CN112570026A

CN112570026A - Catalyst system for ethylene oligomerization and oligomerization method

Info

Publication number: CN112570026A
Application number: CN201910930700.3A
Authority: CN
Inventors: 邵怀启; 谷霞; 姜涛
Original assignee: Tianjin University of Science and Technology
Current assignee: Tianjin University of Science and Technology
Priority date: 2019-09-29
Filing date: 2019-09-29
Publication date: 2021-03-30
Anticipated expiration: 2039-09-29
Also published as: CN112570026B

Abstract

The invention relates to a catalyst system for preparing linear alpha-olefin by ethylene oligomerization, which is characterized in that chlorine-containing bridged silane is added into a ternary system of a chromium-containing metal compound, a diphosphonic amine ligand and an aluminum-containing alkyl compound as an accelerant, so that the ethylene oligomerization activity and the content of 1-hexene and 1-octene in an oligomerization product can be effectively improved. The invention also provides a method for catalyzing ethylene oligomerization reaction by using the catalyst system.

Description

Catalyst system for ethylene oligomerization and oligomerization method

Technical Field

The invention belongs to the field of ethylene oligomerization catalysis, and relates to a catalyst system for preparing linear alpha-olefin by ethylene oligomerization and a method for catalyzing ethylene oligomerization by using the catalyst system.

Background

The low-carbon linear alpha-olefin (C6-C10) is an important chemical product, wherein 1-hexene and 1-octene can be used as comonomers of Linear Low Density Polyethylene (LLDPE) to improve the tensile property, impact resistance, environmental stress crack resistance, heat resistance, flexibility, transparency and the like of the LLDPE, and the 1-decene can be used for synthesizing polyalphaolefin synthetic oil.
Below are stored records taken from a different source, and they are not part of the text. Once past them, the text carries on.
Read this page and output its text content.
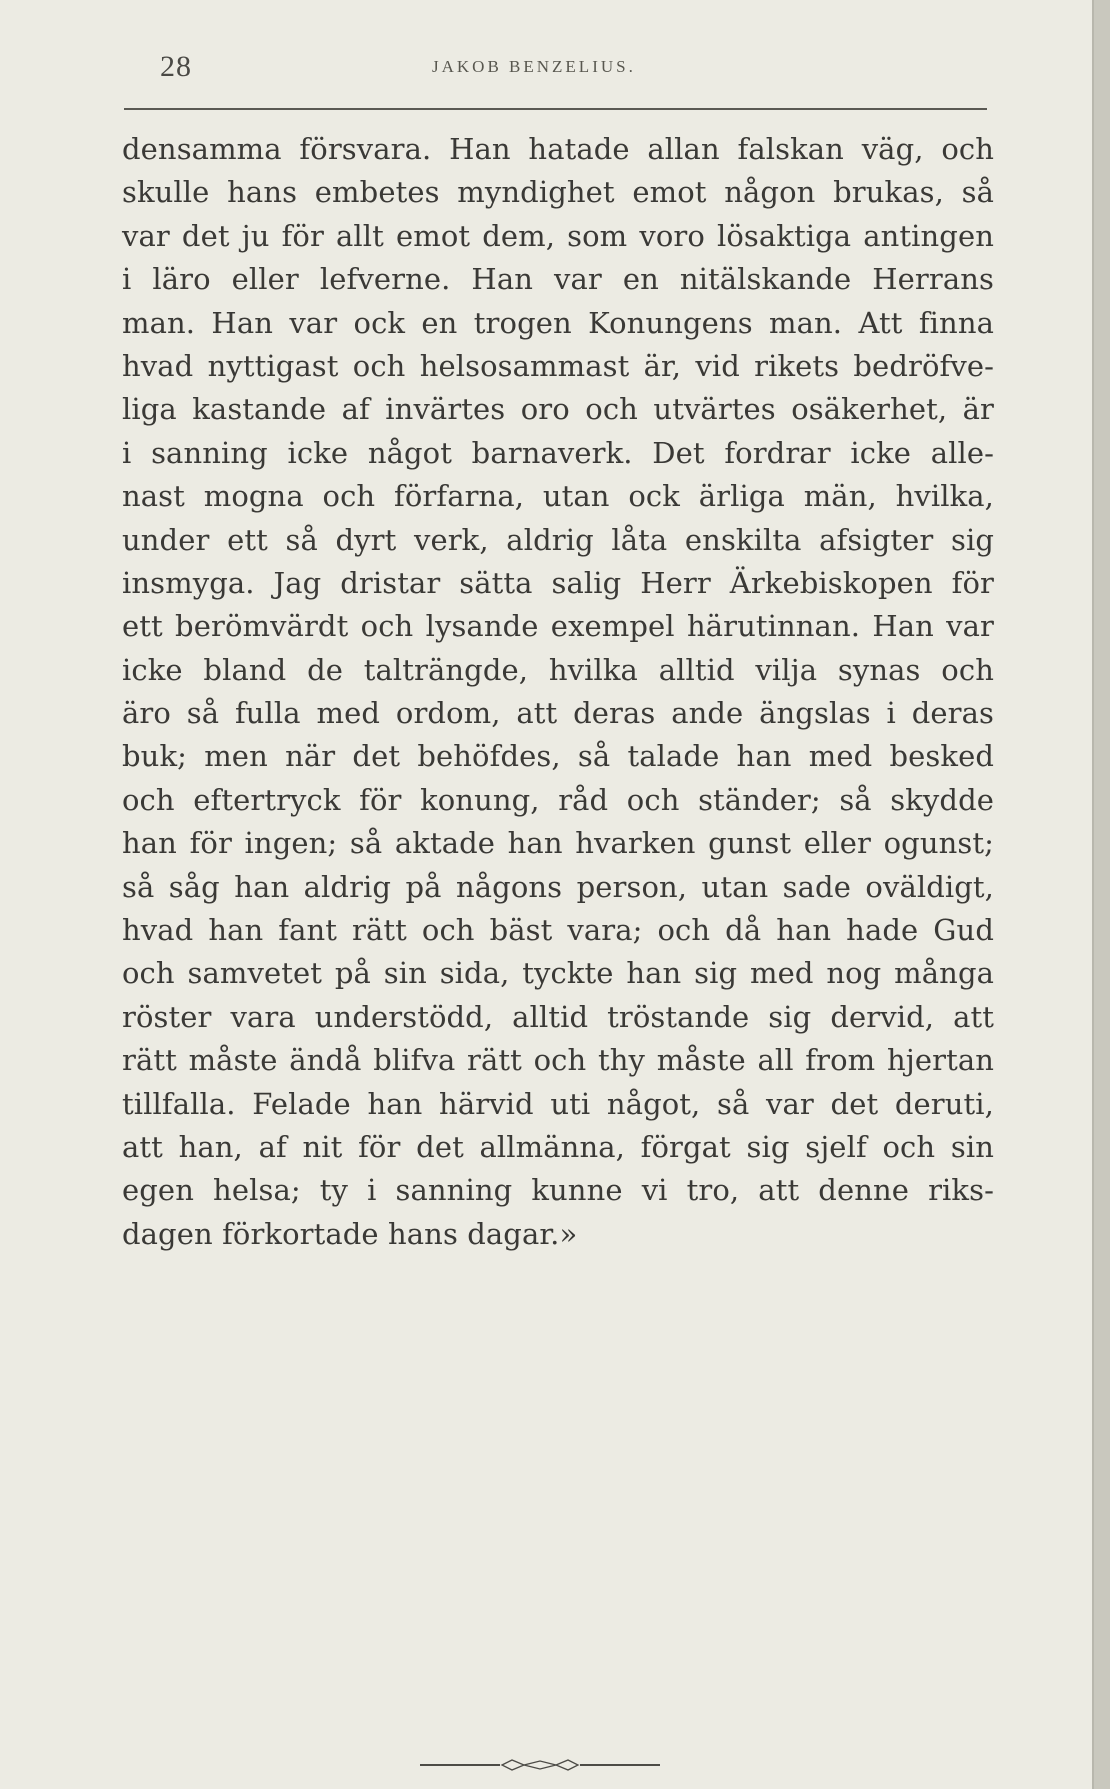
28	JAKOB BENZELIUS.
densamma försvara. Han hatade allan falskan väg, och
skulle hans embetes myndighet emot någon brukas, så
var det ju för allt emot dem, som voro lösaktiga antingen
i läro eller lefverne. Han var en nitälskande Herrans
man. Han var ock en trogen Konungens man. Att finna
hvad nyttigast och helsosammast är, vid rikets bedröfve-
liga kastande af invärtes oro och utvärtes osäkerhet, är
i sanning icke något barnaverk. Det fordrar icke alle-
nast mogna och förfarna, utan ock ärliga män, hvilka,
under ett så dyrt verk, aldrig låta enskilta afsigter sig
insmyga. Jag dristar sätta salig Herr Ärkebiskopen för
ett berömvärdt och lysande exempel härutinnan. Han var
icke bland de talträngde, hvilka alltid vilja synas och
äro så fulla med ordom, att deras ande ängslas i deras
buk; men när det behöfdes, så talade han med besked
och eftertryck för konung, råd och ständer; så skydde
han för ingen; så aktade han hvarken gunst eller ogunst;
så såg han aldrig på någons person, utan sade oväldigt,
hvad han fant rätt och bäst vara; och då han hade Gud
och samvetet på sin sida, tyckte han sig med nog många
röster vara understödd, alltid tröstande sig dervid, att
rätt måste ändå blifva rätt och thy måste all from hjertan
tillfalla. Felade han härvid uti något, så var det deruti,
att han, af nit för det allmänna, förgat sig sjelf och sin
egen helsa; ty i sanning kunne vi tro, att denne riks-
dagen förkortade hans dagar.»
At present, alpha-olefin of C6-C10 is mainly prepared by an ethylene oligomerization method, and the alpha-olefin with wide distribution is obtained by the ethylene oligomerization method, and needs to be purified by methods such as rectification and the like, and has the advantages of low-value low-carbon olefin generation and high cost. Therefore, the preparation of 1-hexene and 1-octene by ethylene high-selectivity trimerization and tetramerization has very important economic significance, wherein the preparation of 1-hexene by ethylene trimerization is industrialized, and the preparation of 1-octene by ethylene tetramerization is already completed in a pilot plant.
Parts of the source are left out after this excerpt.